This morning my colleagues turned off their Cisco PIX SMTP fuxup mode and most of the failing email finally made it through. But not all. So I broke out tcpdump again.
BTW, a handy way to split a tcpdump output file called dump into separate TCP connections is something like the following. This assumes that one of the endpoints of each connection is always the same port on the same server IP address.
tcpdump -vvv -r dump | sed '/.* clientname[.]\([0-9]*\) .*/!d;s//\1/' | sort -u | while read p; do tcpdump -r dump -w dump.$p port $p; done
I looked at the connections which ended with a timeout during the data transmission phase. It turned out that just two messages were still having problems. And what strange beasts they were. The following is a paraphrase of the key features of the messages.

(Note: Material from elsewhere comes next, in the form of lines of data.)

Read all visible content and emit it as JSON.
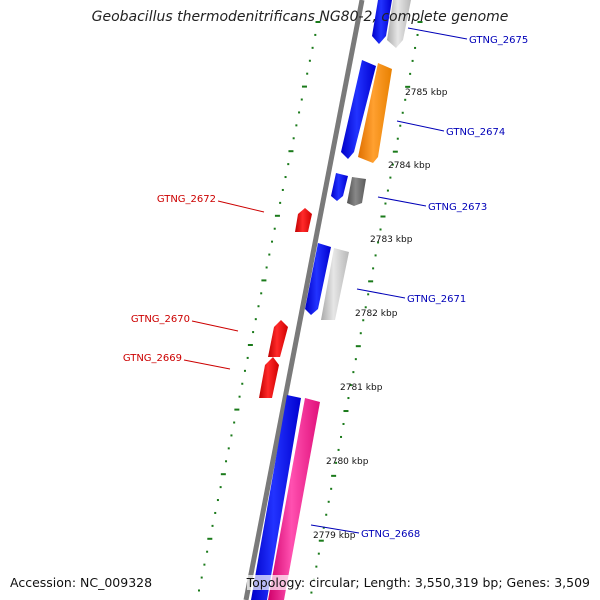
{
  "title": "Geobacillus thermodenitrificans NG80-2, complete genome",
  "footer": {
    "accession": "Accession: NC_009328",
    "summary": "Topology: circular; Length: 3,550,319 bp; Genes: 3,509"
  },
  "colors": {
    "axis": "#7a7a7a",
    "forward_label": "#0000b8",
    "reverse_label": "#cc0000",
    "tick": "#1a7a1a",
    "blue": "#0000ee",
    "orange": "#ff8c00",
    "lightgray": "#c8c8c8",
    "darkgray": "#6a6a6a",
    "red": "#ee0000",
    "pink": "#ff1493"
  },
  "ticks": [
    {
      "label": "2785 kbp"
    },
    {
      "label": "2784 kbp"
    },
    {
      "label": "2783 kbp"
    },
    {
      "label": "2782 kbp"
    },
    {
      "label": "2781 kbp"
    },
    {
      "label": "2780 kbp"
    },
    {
      "label": "2779 kbp"
    }
  ],
  "genes": [
    {
      "name": "GTNG_2675",
      "strand": "forward"
    },
    {
      "name": "GTNG_2674",
      "strand": "forward"
    },
    {
      "name": "GTNG_2673",
      "strand": "forward"
    },
    {
      "name": "GTNG_2672",
      "strand": "reverse"
    },
    {
      "name": "GTNG_2671",
      "strand": "forward"
    },
    {
      "name": "GTNG_2670",
      "strand": "reverse"
    },
    {
      "name": "GTNG_2669",
      "strand": "reverse"
    },
    {
      "name": "GTNG_2668",
      "strand": "forward"
    }
  ]
}
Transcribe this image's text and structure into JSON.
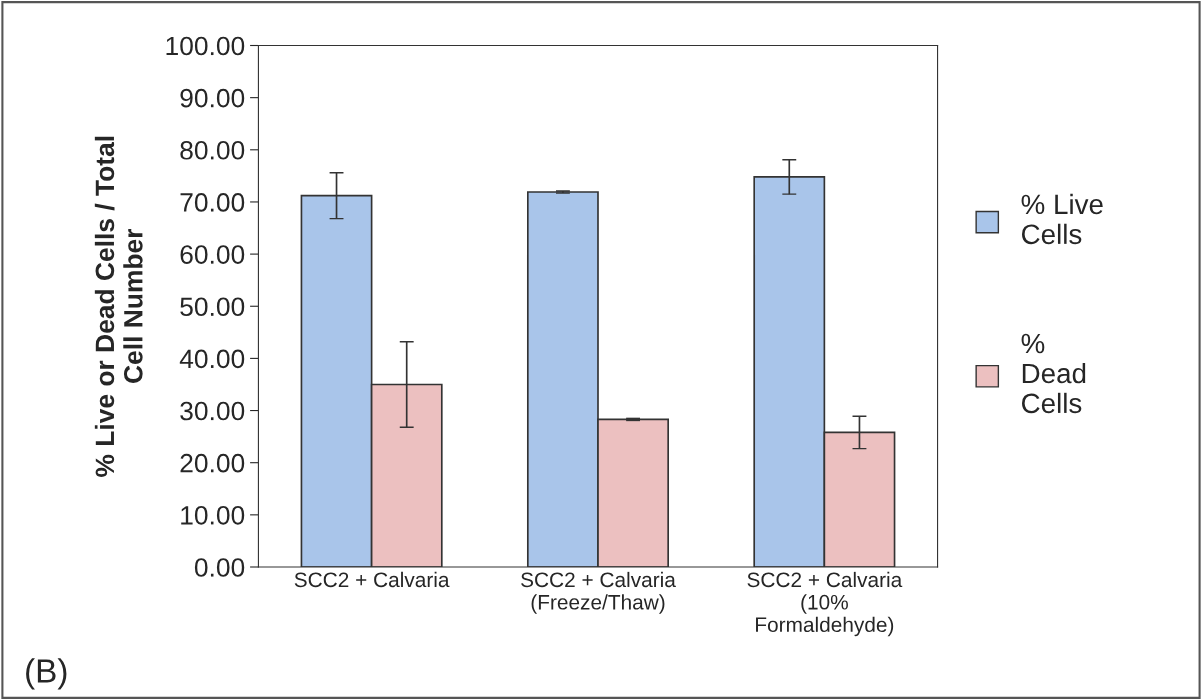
{
  "chart_data": {
    "type": "bar",
    "ylabel": "% Live or Dead Cells / Total\nCell Number",
    "categories": [
      "SCC2 + Calvaria",
      "SCC2 + Calvaria\n(Freeze/Thaw)",
      "SCC2 + Calvaria\n(10%\nFormaldehyde)"
    ],
    "series": [
      {
        "name": "% Live\nCells",
        "color": "#a9c5ea",
        "values": [
          71.2,
          71.9,
          74.8
        ],
        "errors": [
          4.4,
          0.2,
          3.3
        ]
      },
      {
        "name": "%\nDead\nCells",
        "color": "#ecc0c0",
        "values": [
          35.0,
          28.3,
          25.8
        ],
        "errors": [
          8.2,
          0.2,
          3.1
        ]
      }
    ],
    "ylim": [
      0,
      100
    ],
    "yticks": [
      {
        "value": 0,
        "label": "0.00"
      },
      {
        "value": 10,
        "label": "10.00"
      },
      {
        "value": 20,
        "label": "20.00"
      },
      {
        "value": 30,
        "label": "30.00"
      },
      {
        "value": 40,
        "label": "40.00"
      },
      {
        "value": 50,
        "label": "50.00"
      },
      {
        "value": 60,
        "label": "60.00"
      },
      {
        "value": 70,
        "label": "70.00"
      },
      {
        "value": 80,
        "label": "80.00"
      },
      {
        "value": 90,
        "label": "90.00"
      },
      {
        "value": 100,
        "label": "100.00"
      }
    ],
    "grid": false,
    "legend": "right",
    "annotations": [
      "(B)"
    ]
  }
}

MAIL FROM:SIZE=12345 250 OK RCPT TO: 250 Accepted DATA 354 Enter message, ending with "." on a line by itself X-MimeOLE: Produced By Microsoft Exchange V6.5 Content-class: urn:content-classes:message MIME-Version: 1.0 Content-Type: application/ms-tnef; name="winmail.dat" Content-Transfer-Encoding: binary Subject: Service Unavailable Date: Wed, 2 Sep 2009 12:34:56 +0100 Message-ID: X-MS-Has-Attach: X-MS-TNEF-Correlator: Thread-Topic: Service Unavailable Thread-Index: GV7mWrV6mdBQLdgGFAfkSCsA From: "/O=IT Support/OU=Department/cn=Configuration" "/cn=Servers/cn=MAILSERVER/cn=Microsoft Public MDB" ... loads of binary TNEF guff with lots of UTF-16 ...
The X.400 address is funny, but what was actually causing the problem was the attempt to send a binary message. Our servers don't support the BINARYMIME extension, so this is verboten. The reason it caused a timeout is that (being binary rather than lines of text) the message didn't end with a CRLF newline sequence, so the DATA dot-CRLF terminator did not appear at the start of a line, so our server thought it was part of the data and continued waiting for more.
Bizarre. Why is the message being sent to my servers when it should have been delivered internally? (Its recipient is a departmental address.) Why isn't Exchange downgrading the binary content as required by the specification? Alternatively, why is it using DATA to send a binary message when you can only do that using the BDAT command?
Very strange.